Because most factors possibly influencing vascular endothelial function were comparable (Black et al., 2009), the difference in the postischemic DBP decline between the two groups appears mainly dependent on the different residence altitude. The latter finding appears to complement that of previous studies showing an association between vascular endothelial dysfunction and AMS (Maloney et al., 2000), which would suggest that individuals living permanently at sea level do not adapt to high-altitude hypoxia, and present more obvious vascular endothelial dysfunction compared with moderate-altitude residents (Beidleman et al., 2009; Bruno et al., 2014; Lewis et al., 2014). The better adaptive capacity of moderate-altitude residents to hypoxia at 1380 m is related to their acclimatization and genetics. A study found that highlanders (5050 m) had altered arterial structure, with lower carotid wall/lumen ratio; however, whether this is an adaptive or maladaptive response remains to be established (Lewis et al., 2014). The genetics of high-altitude residents also appear different from that of sea-level residents (Wang et al., 2011; Bigham and Lee, 2014). Further studies are warranted to better characterize the influence of diverse factors on AMS development by residents at different altitudes when transitioning to a high-altitude setting.

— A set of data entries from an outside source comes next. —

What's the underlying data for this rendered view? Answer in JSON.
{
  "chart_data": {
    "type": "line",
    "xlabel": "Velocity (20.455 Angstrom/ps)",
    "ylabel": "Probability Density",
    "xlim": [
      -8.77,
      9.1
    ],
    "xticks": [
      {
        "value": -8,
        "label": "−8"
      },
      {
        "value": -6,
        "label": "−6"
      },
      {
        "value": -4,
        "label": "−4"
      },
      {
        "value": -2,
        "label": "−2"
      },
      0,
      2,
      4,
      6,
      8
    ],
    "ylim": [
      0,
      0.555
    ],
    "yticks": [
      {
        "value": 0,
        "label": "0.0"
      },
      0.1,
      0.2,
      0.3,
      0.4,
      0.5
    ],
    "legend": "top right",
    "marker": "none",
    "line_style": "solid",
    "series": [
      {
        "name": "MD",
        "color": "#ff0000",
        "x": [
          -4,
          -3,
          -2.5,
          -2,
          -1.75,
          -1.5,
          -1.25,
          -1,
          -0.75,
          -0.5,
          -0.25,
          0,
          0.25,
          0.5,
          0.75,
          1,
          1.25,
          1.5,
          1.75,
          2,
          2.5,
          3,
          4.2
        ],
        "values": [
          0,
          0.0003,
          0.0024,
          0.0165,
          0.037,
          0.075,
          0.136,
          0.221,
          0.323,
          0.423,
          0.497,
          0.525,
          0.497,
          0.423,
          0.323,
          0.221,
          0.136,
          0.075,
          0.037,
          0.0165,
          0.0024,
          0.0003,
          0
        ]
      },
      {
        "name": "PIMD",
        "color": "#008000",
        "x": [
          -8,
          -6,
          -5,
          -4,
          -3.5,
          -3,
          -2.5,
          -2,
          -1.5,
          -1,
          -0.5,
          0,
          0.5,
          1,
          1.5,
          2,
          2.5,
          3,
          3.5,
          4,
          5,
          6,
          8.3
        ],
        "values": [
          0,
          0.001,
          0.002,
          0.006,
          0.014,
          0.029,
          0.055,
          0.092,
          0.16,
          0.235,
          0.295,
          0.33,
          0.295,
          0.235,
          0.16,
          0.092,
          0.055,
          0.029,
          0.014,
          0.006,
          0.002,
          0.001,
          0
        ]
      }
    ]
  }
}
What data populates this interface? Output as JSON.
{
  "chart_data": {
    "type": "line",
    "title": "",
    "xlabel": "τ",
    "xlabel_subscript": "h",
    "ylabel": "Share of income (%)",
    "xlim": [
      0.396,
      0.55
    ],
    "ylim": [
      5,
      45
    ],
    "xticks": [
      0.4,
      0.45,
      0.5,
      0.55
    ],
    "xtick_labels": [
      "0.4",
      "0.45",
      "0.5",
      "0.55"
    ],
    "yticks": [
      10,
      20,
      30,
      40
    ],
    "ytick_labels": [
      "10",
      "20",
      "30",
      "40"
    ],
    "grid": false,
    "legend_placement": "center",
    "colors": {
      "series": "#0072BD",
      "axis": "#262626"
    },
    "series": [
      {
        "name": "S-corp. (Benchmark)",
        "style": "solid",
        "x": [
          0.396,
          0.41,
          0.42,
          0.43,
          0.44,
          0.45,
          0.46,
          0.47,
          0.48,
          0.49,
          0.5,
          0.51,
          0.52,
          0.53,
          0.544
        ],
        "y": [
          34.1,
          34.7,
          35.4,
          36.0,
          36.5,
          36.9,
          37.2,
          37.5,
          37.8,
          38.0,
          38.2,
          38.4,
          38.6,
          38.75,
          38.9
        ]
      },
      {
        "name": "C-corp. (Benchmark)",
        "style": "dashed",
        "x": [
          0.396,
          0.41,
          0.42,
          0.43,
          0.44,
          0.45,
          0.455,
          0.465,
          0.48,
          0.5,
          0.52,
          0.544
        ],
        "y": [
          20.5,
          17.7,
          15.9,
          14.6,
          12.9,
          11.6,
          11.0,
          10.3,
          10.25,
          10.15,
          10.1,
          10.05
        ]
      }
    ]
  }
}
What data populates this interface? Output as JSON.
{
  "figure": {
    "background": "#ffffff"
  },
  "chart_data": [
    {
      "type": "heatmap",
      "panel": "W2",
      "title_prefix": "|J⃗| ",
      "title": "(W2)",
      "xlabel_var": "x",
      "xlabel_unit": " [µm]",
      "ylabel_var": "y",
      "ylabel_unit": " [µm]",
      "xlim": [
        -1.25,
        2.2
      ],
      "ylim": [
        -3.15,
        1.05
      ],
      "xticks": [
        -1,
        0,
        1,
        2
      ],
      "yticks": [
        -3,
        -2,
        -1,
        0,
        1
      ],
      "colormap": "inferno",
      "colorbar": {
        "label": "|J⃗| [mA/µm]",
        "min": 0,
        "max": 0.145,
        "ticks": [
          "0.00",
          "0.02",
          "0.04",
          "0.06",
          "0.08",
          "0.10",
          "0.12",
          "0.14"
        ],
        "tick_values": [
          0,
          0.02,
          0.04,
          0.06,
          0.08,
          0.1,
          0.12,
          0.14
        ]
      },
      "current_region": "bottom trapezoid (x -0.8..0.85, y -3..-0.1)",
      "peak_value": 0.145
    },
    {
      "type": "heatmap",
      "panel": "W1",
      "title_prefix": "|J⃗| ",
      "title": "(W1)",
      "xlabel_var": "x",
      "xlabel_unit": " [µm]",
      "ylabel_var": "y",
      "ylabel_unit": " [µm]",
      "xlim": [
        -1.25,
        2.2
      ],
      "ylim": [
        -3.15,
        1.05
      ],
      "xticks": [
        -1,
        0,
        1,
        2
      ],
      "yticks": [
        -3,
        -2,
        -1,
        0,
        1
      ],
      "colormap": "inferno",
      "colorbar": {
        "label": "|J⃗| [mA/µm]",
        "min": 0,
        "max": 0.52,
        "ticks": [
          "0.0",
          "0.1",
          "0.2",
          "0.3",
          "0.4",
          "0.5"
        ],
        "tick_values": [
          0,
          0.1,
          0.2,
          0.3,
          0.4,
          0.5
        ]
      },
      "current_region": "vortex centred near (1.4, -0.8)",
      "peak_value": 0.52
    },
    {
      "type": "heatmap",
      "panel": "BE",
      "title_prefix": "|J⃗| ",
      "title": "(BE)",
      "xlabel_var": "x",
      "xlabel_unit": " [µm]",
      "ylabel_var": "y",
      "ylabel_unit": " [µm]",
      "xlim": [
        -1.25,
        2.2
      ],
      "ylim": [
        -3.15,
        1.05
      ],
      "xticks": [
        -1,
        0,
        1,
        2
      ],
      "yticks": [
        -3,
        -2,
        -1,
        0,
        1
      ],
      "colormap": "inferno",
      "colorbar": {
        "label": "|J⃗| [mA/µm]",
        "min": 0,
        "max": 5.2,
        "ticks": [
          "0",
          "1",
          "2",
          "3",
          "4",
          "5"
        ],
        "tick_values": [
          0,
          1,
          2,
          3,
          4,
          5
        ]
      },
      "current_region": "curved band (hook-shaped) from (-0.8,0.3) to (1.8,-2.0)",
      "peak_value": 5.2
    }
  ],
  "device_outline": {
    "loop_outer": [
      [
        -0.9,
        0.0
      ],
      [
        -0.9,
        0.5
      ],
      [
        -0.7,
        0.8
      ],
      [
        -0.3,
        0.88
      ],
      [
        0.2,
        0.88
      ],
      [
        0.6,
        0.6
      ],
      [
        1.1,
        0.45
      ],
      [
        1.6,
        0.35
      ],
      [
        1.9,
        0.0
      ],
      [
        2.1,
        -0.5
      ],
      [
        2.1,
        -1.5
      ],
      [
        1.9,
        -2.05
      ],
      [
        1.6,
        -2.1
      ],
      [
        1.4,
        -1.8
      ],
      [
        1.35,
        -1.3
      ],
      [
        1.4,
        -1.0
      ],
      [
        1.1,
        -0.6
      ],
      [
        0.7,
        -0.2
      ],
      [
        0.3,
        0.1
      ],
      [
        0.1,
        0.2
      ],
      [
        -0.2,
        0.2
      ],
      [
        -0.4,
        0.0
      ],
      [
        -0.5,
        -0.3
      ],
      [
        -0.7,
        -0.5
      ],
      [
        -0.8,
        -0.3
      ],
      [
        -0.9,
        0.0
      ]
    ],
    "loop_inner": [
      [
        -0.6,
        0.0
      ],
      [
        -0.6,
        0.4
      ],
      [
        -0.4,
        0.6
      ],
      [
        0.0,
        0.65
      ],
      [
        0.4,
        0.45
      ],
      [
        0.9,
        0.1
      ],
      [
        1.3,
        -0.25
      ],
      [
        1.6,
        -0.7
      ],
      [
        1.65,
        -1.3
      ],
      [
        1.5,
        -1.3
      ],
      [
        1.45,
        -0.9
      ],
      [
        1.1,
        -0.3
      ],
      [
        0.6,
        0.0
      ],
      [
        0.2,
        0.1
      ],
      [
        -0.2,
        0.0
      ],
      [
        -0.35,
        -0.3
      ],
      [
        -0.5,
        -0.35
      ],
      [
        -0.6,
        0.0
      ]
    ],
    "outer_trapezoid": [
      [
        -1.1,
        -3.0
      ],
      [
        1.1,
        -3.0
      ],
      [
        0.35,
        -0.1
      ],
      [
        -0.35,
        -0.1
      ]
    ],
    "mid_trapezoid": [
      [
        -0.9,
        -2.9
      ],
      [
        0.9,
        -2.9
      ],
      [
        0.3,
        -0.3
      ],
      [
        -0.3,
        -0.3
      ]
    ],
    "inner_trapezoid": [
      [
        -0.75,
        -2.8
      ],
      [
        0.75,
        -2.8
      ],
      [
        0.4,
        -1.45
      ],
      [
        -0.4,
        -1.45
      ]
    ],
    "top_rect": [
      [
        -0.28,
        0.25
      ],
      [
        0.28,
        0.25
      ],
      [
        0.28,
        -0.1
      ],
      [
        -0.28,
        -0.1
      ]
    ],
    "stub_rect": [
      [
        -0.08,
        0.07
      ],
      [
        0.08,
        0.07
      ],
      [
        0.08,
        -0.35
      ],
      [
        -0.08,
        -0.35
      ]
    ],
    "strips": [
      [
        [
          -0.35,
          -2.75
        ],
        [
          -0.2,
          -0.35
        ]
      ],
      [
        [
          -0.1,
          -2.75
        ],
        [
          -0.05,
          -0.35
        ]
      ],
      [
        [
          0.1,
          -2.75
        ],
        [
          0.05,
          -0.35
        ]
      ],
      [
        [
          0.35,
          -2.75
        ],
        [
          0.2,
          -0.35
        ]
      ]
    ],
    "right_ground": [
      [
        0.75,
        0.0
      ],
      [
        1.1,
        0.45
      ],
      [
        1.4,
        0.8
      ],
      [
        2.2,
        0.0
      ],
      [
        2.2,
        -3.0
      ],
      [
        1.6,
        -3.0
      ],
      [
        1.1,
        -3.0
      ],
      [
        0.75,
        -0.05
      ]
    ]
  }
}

Lower postischemic DBP as seen in the present study indicates better postischemic vasodilatation or vascular endothelial function; one can therefore posit that vascular endothelial dysfunction may be an important pathological factor in AMS development. Studies have revealed an association between vascular endothelial dysfunction and AMS (Maloney et al., 2000; Buroker et al., 2013); however, there is an apparent contradiction that will require explanation. Further research is needed to better characterize the weak association between AMS and vascular endothelial dysfunction seen in the present study, which is insufficient to suggest causality.
Clinical implication
It is important to find a sensitive predictor for preventing AMS (Song et al., 2013; Canouï-Poitrine et al., 2014; Coustet et al., 2015). In the present study, ABC-DBP after 5 minutes of right arm ischemia showed a negative correlation with AMS scores; however, the correlation was low and insufficient to suggest causality. Further research is warranted to assess the value of postischemic DBP measurement, which is a simple, inexpensive, and highly operational strategy, in studying AMS.
Limitations
The sample size of this study was small, and no severe AMS developed among the young men studied. Thus, better characterization of the clinical value of the apparent association between postischemic DBP decline and AMS is warranted. In addition, the present study did not evaluate the postischemic DBP response when the participants remained at their original place of residence; therefore, the change in postischemic DBP response from sea level to an altitude of 1380 m could not be determined for the sea-level residents.
Conclusion
Despite a preacclimatization period of 4 days at 1380 m, moderate-altitude residents had a larger DBP decline after arm ischemia than sea-level residents, and DBP decline was negatively associated with lower AMS scores. These data suggest that differences in vascular endothelial function related to altitude of residence persist during travel to high altitude and might contribute to AMS risk.
Footnotes
Acknowledgments
This work was supported by the National Science and Technology Infrastructure Program (No. 2013BAI05B10) and the Ministry of Health of the Armed Police Forces (No. WJWSB2012-06).
Author Disclosure Statement
No competing financial interests exist.